Direct Measurement of Thermal Fluctuation of High-Q Pendulum
Kazuhiro Agatsuma, Takashi Uchiyama, Kazuhiro Yamamoto, Masatake, Ohashi, Seiji Kawamura, Shinji Miyoki, Osamu Miyakawa, Souichi Telada and, Kazuaki Kuroda

TL;DR
This paper reports the first direct measurement of thermal fluctuations in a high-Q pendulum using a laser interferometer, confirming theoretical predictions and highlighting the role of coil resistances in thermal noise.
Contribution
It presents the first direct experimental observation of thermal fluctuations in a high-Q pendulum, validating fluctuation-dissipation theorem predictions.
Findings
Thermal fluctuation measured matches theoretical predictions.
Resistances in coil circuits dominate thermal noise.
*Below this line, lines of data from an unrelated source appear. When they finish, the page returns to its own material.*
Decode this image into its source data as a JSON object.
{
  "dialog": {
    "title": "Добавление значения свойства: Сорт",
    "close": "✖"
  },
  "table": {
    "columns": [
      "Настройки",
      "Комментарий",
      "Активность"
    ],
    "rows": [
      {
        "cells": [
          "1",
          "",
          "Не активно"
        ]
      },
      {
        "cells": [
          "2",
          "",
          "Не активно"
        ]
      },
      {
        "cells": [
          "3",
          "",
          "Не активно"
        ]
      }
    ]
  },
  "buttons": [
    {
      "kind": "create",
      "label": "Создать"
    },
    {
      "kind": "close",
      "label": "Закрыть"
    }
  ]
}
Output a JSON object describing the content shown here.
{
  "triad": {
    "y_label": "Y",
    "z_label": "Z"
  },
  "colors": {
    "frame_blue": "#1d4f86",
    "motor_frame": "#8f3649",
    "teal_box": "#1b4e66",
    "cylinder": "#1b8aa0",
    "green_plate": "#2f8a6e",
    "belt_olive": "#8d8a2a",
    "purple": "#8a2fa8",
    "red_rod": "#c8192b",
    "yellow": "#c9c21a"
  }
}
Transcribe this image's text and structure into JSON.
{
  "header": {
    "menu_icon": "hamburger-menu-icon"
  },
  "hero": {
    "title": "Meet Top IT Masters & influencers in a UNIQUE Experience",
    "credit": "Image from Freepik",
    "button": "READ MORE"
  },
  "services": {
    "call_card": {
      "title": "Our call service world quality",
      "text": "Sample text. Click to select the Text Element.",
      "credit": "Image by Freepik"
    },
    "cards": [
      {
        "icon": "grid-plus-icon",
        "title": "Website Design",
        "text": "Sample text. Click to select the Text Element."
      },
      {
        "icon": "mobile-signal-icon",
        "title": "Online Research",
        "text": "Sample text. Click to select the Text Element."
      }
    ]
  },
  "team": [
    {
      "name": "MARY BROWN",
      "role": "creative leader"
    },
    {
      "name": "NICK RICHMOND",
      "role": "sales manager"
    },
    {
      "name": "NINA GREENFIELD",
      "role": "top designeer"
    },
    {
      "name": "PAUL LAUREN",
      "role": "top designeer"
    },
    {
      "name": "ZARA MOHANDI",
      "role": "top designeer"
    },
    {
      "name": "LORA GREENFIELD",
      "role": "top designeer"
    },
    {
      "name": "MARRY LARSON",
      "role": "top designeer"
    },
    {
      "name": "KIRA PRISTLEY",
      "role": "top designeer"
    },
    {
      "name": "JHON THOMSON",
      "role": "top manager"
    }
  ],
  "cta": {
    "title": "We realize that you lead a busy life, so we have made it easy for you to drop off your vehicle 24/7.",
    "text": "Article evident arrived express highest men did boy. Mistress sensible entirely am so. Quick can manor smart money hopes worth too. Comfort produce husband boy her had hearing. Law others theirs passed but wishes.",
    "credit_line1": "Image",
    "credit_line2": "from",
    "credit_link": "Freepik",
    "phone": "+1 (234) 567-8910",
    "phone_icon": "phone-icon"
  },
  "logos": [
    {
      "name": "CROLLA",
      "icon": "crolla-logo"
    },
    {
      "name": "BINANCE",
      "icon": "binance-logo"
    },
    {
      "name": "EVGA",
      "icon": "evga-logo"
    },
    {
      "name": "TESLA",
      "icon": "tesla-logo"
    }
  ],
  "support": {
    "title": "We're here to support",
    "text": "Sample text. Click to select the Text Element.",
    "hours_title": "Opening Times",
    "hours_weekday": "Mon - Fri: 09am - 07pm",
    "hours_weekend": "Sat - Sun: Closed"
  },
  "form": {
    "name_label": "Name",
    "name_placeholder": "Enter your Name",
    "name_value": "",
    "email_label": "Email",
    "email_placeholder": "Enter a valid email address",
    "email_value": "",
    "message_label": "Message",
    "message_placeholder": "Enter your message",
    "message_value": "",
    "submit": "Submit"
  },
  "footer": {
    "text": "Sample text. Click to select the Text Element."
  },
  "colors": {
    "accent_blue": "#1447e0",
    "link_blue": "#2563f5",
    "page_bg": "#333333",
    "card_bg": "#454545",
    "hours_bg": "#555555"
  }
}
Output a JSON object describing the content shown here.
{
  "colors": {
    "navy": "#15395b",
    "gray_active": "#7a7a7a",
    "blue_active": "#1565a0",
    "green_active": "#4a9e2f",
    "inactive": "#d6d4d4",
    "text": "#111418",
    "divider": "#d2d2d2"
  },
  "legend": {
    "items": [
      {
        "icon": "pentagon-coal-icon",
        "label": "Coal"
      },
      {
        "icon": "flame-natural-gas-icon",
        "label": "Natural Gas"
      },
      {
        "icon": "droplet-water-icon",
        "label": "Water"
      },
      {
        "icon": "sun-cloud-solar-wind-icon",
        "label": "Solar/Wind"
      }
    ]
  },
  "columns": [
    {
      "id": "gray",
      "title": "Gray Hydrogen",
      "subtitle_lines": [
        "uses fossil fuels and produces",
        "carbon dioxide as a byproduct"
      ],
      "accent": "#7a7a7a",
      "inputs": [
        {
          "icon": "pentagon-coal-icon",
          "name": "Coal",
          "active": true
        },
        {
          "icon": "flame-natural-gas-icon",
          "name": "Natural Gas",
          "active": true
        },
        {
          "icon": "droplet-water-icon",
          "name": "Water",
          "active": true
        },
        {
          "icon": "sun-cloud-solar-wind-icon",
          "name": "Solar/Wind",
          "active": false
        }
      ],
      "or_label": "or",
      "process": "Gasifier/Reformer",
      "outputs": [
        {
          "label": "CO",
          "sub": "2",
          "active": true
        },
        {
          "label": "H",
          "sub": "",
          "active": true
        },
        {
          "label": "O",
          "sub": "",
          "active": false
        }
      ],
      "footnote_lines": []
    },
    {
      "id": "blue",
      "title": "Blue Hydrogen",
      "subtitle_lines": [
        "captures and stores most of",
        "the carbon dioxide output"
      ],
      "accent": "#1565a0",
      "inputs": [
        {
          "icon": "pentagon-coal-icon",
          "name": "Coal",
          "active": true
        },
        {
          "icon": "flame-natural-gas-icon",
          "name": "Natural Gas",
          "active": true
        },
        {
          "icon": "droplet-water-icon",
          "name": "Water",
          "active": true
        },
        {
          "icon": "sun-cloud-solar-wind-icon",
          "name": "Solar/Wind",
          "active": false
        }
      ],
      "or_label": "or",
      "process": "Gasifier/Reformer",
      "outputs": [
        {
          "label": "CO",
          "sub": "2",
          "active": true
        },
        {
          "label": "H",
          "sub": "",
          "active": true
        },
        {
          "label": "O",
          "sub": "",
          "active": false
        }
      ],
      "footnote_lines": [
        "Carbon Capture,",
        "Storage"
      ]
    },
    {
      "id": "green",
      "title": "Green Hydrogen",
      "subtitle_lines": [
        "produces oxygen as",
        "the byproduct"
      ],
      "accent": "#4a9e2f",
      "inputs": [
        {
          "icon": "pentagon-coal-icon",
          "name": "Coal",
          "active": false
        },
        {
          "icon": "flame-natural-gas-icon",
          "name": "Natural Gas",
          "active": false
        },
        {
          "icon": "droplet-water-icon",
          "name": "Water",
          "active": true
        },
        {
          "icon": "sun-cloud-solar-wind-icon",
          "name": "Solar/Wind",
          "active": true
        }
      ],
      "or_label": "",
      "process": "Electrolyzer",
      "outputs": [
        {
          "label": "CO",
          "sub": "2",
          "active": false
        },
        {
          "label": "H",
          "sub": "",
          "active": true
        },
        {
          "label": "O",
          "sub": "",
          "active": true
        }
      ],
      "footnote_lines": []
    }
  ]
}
Tuning resistances alters the noise spectrum as expected.
Abstract
We achieved for the first time a direct measurement of the thermal fluctuation of a pendulum in an off-resonant region using a laser interferometric gravitational wave detector. These measurements have been well identified for over one decade by an agreement with a theoretical prediction, which was derived by a fluctuation-dissipation theorem. Thermal fluctuation is dominated by the contribution of resistances in coil-magnet actuator circuits. When we tuned these resistances, the noise spectrum also changed according to a theoretical prediction. The measured thermal noise level corresponds to a high quality factor on the order of 10^5 of the pendulum.